M. Wartella | |
---|---|
Born | August 19, 1976 |
Nationality | American |
Occupation | Cartoonist, animator |
Years active | 1994–present |
Michael M. Wartella (born August 19, 1976) is an American underground cartoonist, animator, writer and director based in New York City, generally publishing under the name M. Wartella or just Wartella. He is best known for his work in The Village Voice and on Cartoon Network's MAD.
He is the founder of Brooklyn's Dream Factory Animation, a boutique studio specializing in the production of animated shorts for corporate and indie clients.

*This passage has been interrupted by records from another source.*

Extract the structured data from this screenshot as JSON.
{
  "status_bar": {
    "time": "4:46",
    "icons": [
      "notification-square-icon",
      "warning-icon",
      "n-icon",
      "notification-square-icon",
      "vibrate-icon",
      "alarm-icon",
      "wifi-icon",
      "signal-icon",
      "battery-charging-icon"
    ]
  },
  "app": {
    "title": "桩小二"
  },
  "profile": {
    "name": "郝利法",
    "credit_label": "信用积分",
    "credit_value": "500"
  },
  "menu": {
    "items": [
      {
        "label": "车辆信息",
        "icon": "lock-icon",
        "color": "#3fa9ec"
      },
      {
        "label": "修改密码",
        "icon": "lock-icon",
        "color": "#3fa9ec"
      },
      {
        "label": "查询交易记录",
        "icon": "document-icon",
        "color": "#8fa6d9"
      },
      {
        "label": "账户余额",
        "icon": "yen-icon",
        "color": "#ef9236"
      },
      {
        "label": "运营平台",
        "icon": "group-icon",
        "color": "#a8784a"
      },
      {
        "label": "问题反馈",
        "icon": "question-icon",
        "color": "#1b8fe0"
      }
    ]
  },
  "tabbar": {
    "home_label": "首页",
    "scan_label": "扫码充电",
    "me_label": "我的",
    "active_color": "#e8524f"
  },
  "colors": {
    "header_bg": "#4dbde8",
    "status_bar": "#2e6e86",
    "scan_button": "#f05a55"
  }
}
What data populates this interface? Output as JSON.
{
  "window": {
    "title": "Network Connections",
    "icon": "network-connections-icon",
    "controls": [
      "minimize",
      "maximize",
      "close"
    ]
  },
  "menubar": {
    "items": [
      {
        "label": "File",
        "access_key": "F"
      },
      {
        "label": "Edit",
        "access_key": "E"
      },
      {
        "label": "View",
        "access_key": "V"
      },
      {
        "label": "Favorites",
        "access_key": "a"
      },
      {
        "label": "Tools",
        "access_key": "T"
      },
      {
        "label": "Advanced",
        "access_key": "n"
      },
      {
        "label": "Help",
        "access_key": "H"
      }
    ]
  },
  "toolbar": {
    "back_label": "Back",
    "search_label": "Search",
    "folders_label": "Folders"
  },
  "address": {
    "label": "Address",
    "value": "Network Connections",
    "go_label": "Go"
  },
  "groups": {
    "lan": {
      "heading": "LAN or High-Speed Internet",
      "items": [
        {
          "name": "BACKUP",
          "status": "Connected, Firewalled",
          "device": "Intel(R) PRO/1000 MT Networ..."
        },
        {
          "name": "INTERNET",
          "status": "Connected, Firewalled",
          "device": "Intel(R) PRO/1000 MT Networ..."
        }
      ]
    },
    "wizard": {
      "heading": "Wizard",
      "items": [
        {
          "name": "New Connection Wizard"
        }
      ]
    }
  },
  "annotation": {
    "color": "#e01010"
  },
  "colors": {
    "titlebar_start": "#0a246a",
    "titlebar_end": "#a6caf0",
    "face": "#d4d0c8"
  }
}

According to his 2013 autobiography, Strip Show: 25 Years of Comix, Controversy & Copyright Infringement, Wartella began his professional career at age ten producing a weekly comic strip called Clubhouse Kids for a local newspaper, which ran for two years during 1986–1987.
Later, while a student at The University of Virginia, Wartella created the absurdist art comic Ackxhpæz (1994–1996) which he then expanded and nationally self-syndicated to alternative weekly newspapers (as "Nuts") from 1998–2000. The humor in many of the cartoons was controversial as exemplified in a 1999 comic about the Columbine High School massacre which prompted an outcry when it was published in Denver.
From 2007 to 2009, Wartella's intricate single-panel "reportorial" cartoons began appearing regularly in The Village Voice, where he is still listed as an honorary contributor.
Wartella's sequential comics have appeared in Eisner and Harvey Award nominated anthologies from DC Comics and Fantagraphics Books and in magazines including Andy Warhol's Interview and Spin. His illustrations have primarily appeared in "underground" publications including Arthur, Pop Smear, and he was the creator of the infamously rarescratch-off cover of Vice Magazine.